Becoming What We Behold
Part 2
Here is Part 2 on the topic of social media and what I call imagination-formation. Part 1 can be found here: Becoming What We Behold – Part 1 Hope you enjoy it!
Social Media: A Menace?
In my paper, I considered an anticipated objection: namely, that the use of technology for education, let alone scholarship, is detrimental to learning and to society as a whole. Some such objectors may even cite studies that show how “learning” on technological devices is less effective and perhaps inimical to the process of learning itself. But, as I pointed out (as gently as possible), one must wonder whether such objectors would likewise have complained about the first printings of the Gutenberg press. After all, the printing press too is technology. (On this note, I recently learned by reading Allan Bloom’s classic work The Closing of the American Mind that Nietzsche himself (no friend of Christianity) argued: that “the newspaper had replaced the prayer in the life of the modern [man]” and that “now television replaced the newspaper.” So, when considered historically, my raising the counter-example of the Gutenberg press seems justified.)
Yet the objection, presumably, isn’t that technology as such is detrimental. Rather, the argument is that every technology has a particular mode that is inherent to it, and that the mode inherent to the technology of television is antithetical to education. Education is not entertainment. Scholarship is not social. More to the point, the objection seems to go: the ideology embodied in a book is different from, indeed superior to, the ideology embodied in social media.
Social Media: A Means To Beauty
But, I went on to argue, what’s the alternative? The sites of social media aren’t going away anytime soon, just as TV didn’t go away for now nearly a century. And if they do, they will only be replaced, no doubt, with something even more “inimical” to scholarship. So what is the alternative? Perhaps we could, rather than spurn social media as anti-academic, seek to repurpose and redeem social media for the sake of scholarship, for the sake of truth, goodness, and beauty.
I concluded by suggesting that posts on social media, whether intended to or not, put out aesthetic articulations to which human imaginations are deeply attracted and by which they are continuously formed. Social media shape human hearts which in turn shape human action and ultimately entire societies. Such is evidenced in everything from the rise of social anxiety and teenage angst (owing largely to the phenomenon of FOMO—Fear of Missing Out) to political revolutions (e.g., the Arab Spring) and social justice protests (e.g., the #MeToo movement). If this much is true, it behooves the concerned scholar—who sees her scholarship not so much as privilege, but as responsibility—to engage today’s platforms of knowledge-dissemination and imagination formation, i.e., social media.
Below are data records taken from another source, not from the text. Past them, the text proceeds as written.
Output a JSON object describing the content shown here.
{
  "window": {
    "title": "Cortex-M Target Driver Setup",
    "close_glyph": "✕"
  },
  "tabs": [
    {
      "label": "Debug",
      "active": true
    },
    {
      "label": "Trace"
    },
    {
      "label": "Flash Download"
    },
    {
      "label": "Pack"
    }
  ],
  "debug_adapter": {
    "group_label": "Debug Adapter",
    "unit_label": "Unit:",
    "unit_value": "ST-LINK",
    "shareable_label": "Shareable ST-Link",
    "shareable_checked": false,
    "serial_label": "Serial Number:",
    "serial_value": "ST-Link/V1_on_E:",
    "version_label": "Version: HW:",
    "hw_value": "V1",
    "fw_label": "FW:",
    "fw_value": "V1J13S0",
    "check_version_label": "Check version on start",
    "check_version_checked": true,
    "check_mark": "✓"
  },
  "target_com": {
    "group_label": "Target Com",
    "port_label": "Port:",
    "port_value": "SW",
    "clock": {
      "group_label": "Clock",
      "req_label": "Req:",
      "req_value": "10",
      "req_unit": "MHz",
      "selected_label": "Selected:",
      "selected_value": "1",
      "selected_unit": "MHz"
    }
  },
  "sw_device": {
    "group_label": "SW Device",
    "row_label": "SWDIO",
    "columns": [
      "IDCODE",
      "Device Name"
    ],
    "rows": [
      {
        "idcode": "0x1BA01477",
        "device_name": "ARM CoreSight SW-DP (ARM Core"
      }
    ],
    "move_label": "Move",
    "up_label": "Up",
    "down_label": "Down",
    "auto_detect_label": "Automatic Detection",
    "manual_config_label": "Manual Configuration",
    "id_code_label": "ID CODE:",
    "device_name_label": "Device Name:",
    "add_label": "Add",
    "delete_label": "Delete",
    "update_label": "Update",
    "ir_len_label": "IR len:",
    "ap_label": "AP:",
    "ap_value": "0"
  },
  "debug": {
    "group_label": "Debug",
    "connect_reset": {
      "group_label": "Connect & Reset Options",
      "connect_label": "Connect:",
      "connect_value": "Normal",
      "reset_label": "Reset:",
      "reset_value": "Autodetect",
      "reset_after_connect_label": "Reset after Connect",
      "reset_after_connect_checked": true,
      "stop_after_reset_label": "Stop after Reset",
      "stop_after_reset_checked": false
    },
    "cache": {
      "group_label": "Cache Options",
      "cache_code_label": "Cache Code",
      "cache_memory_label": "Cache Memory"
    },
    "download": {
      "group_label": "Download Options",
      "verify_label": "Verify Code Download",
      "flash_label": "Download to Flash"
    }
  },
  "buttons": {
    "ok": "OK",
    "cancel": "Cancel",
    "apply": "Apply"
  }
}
Truth abhors a vacuum. Should what is true remain largely in the ivory towers of academia, then the wide world of social media by default will be filled with vacuous chatter: the critic’s complaint will become prophecy. So, for the sake of the guild—where truth is to be investigated and disseminated—scholarship must be social. We will be shaped by what we love; and what we love in turn will be shaped by what we behold. Why wouldn’t we, whose work is to arrive at or at least approximate truth as best we can, display our work so that it may be beheld in order that it may be loved?